Conforme se estableció, el cable hurtado de los diferentes conductos corresponde a la cantidad de cuatro mil quinientos (4.500) metros y su valor es de setenta y cinco millones de pesos ($ 75.000.000), material que al ser hurtado causó grave daño al patrimonio público y a la comunidad que gozaba de su servicio”.
Con fundamento en lo anterior, se celebró ante el Juzgado Promiscuo Municipal con Funciones de Control de Garantías de Maní audiencia preliminar concentrada, durante la cual se formuló imputación en contra de MOISÉS CÁRDENAS MANCHAY, LUIS HUSSEIN QUIROGA FERNÁNDEZ y Melquiades Grosso Álvarez1 por el delito de hurto calificado agravado, por el cual se les impuso medida de aseguramiento de detención preventiva en establecimiento carcelario, cargo que no fue aceptado por los imputados.

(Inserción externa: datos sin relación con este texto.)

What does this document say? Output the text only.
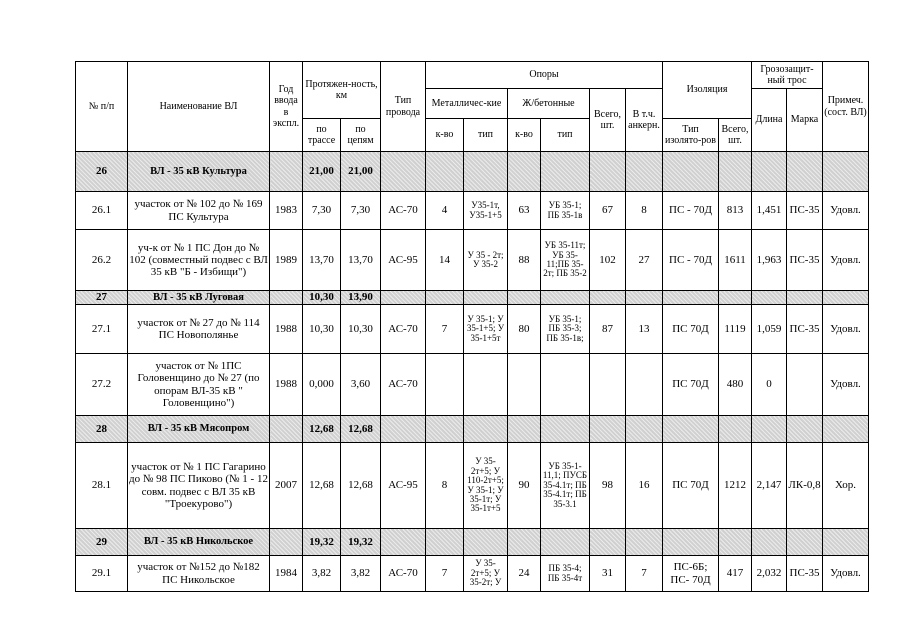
№ п/п	Наименование ВЛ	Год ввода в экспл.	Протяжен-ность, км		Тип провода	Опоры						Изоляция		Грозозащит-ный трос		Примеч. (сост. ВЛ)
						Металличес-кие		Ж/бетонные		Всего, шт.	В т.ч. анкерн.			Длина	Марка	
			по трассе	по цепям		к-во	тип	к-во	тип			Тип изолято-ров	Всего, шт.			
26	ВЛ - 35 кВ Культура		21,00	21,00												
26.1	участок от № 102 до № 169 ПС Культура	1983	7,30	7,30	АС-70	4	У35-1т, У35-1+5	63	УБ 35-1; ПБ 35-1в	67	8	ПС - 70Д	813	1,451	ПС-35	Удовл.
26.2	уч-к от № 1 ПС Дон до № 102 (совместный подвес с ВЛ 35 кВ "Б - Избищи")	1989	13,70	13,70	АС-95	14	У 35 - 2т; У 35-2	88	УБ 35-11т; УБ 35-11;ПБ 35-2т; ПБ 35-2	102	27	ПС - 70Д	1611	1,963	ПС-35	Удовл.
27	ВЛ - 35 кВ Луговая		10,30	13,90												
27.1	участок от № 27 до № 114 ПС Новополянье	1988	10,30	10,30	АС-70	7	У 35-1; У 35-1+5; У 35-1+5т	80	УБ 35-1; ПБ 35-3; ПБ 35-1в;	87	13	ПС 70Д	1119	1,059	ПС-35	Удовл.
27.2	участок от № 1ПС Головенщино до № 27 (по опорам ВЛ-35 кВ " Головенщино")	1988	0,000	3,60	АС-70							ПС 70Д	480	0		Удовл.
28	ВЛ - 35 кВ Мясопром		12,68	12,68												
28.1	участок от № 1 ПС Гагарино до № 98 ПС Пиково (№ 1 - 12 совм. подвес с ВЛ 35 кВ "Троекурово")	2007	12,68	12,68	АС-95	8	У 35-2т+5; У 110-2т+5; У 35-1; У 35-1т; У 35-1т+5	90	УБ 35-1-11,1; ПУСБ 35-4.1т; ПБ 35-4.1т; ПБ 35-3.1	98	16	ПС 70Д	1212	2,147	ЛК-0,8	Хор.
29	ВЛ - 35 кВ Никольское		19,32	19,32												
29.1	участок от №152 до №182 ПС Никольское	1984	3,82	3,82	АС-70	7	У 35-2т+5; У 35-2т; У	24	ПБ 35-4; ПБ 35-4т	31	7	ПС-6Б; ПС- 70Д	417	2,032	ПС-35	Удовл.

Luego, el 11 de junio siguiente, la Fiscalía presentó escrito de acusación en contra de los procesados como posibles coautores del delito de hurto calificado agravado (arts. 239, 240-1 y 241-7 y 10 del C.P.), con la circunstancia de mayor punibilidad contenida en el numeral primero del artículo 58 ibídem, “así como por haberse involucrado en los hechos a un menor de edad”.

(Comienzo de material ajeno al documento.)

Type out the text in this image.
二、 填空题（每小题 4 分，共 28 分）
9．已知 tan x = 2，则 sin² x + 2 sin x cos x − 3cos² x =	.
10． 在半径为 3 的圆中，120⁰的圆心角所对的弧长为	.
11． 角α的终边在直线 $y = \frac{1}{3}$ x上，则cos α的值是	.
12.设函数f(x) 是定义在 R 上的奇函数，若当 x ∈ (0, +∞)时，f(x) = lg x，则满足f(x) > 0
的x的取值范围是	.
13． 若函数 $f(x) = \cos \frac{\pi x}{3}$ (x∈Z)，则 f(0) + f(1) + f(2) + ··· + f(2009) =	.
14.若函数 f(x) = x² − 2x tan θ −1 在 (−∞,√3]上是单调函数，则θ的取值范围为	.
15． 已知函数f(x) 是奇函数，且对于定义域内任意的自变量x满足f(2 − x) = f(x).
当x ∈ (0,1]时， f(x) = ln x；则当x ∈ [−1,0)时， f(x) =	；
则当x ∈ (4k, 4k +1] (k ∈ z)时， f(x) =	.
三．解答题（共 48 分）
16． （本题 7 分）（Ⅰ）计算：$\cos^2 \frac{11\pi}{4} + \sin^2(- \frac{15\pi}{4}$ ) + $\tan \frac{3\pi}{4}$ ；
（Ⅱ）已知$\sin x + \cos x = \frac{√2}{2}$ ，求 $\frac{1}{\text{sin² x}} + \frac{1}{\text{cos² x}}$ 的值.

El cargo anterior fue ratificado por el ente acusador durante la audiencia de formulación de acusación realizada durante los días 23 de junio y 16 de julio de 2011 ante el Juzgado Tercero Penal del Circuito de Yopal.
Bajo la dirección del mismo despacho, se evacuaron las audiencias preparatoria y de juicio oral, a cuyo término profirió fallo de primer grado por medio del cual absolvió a los acusados.

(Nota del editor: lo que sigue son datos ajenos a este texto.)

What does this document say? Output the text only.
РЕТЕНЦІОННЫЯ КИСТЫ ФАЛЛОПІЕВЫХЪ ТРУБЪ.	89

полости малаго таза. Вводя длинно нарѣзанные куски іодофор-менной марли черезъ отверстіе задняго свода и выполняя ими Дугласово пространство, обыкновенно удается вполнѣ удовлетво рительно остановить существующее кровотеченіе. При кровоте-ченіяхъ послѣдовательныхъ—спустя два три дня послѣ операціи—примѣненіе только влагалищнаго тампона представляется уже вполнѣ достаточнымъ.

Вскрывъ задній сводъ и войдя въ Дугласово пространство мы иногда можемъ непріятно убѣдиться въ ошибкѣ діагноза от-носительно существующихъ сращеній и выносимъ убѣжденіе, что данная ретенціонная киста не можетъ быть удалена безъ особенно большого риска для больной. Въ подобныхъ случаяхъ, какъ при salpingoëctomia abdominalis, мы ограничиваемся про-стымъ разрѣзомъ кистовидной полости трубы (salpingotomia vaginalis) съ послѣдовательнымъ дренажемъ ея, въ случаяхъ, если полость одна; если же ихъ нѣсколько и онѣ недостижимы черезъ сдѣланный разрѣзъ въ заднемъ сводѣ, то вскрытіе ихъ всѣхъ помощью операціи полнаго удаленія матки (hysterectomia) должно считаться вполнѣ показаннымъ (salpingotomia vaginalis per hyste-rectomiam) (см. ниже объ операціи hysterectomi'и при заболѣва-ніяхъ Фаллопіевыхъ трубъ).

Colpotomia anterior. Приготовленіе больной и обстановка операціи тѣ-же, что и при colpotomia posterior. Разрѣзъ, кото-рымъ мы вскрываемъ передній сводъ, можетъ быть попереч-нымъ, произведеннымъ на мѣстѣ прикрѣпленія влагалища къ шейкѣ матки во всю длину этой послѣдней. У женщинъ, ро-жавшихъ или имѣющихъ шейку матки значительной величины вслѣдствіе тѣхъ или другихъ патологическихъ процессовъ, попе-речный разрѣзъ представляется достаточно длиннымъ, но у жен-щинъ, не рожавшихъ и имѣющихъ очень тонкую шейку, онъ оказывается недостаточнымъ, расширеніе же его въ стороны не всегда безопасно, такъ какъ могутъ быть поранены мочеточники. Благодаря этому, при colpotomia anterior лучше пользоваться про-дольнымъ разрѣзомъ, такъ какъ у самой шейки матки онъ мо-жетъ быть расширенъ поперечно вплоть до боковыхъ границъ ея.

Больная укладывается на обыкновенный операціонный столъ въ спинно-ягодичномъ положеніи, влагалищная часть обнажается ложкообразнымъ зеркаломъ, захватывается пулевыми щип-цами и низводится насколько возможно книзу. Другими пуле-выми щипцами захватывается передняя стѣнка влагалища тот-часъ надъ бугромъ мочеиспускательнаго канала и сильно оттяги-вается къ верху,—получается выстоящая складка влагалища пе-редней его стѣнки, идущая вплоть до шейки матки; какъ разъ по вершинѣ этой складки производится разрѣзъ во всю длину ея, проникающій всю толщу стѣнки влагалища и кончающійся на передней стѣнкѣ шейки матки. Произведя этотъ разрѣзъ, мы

Impugnada esta decisión por la Fiscalía, el Tribunal Superior de Yopal la revocó el 19 de abril del año en curso para, en su lugar, condenar a MOISÉS CÁRDENAS MANCHAY, LUIS HUSSEIN QUIROGA FERNÁNDEZ y Melquiades Grosso Álvarez a la pena principal de ciento noventa y cinco (195) meses de prisión y a la accesoria de inhabilitación para el ejercicio de derechos y funciones públicas por un período igual, al encontrarlos penalmente responsables del punible por el cual se los acusó. Así mismo, les negó la suspensión condicional de la ejecución de la pena y el sustitutivo de la prisión domiciliaria.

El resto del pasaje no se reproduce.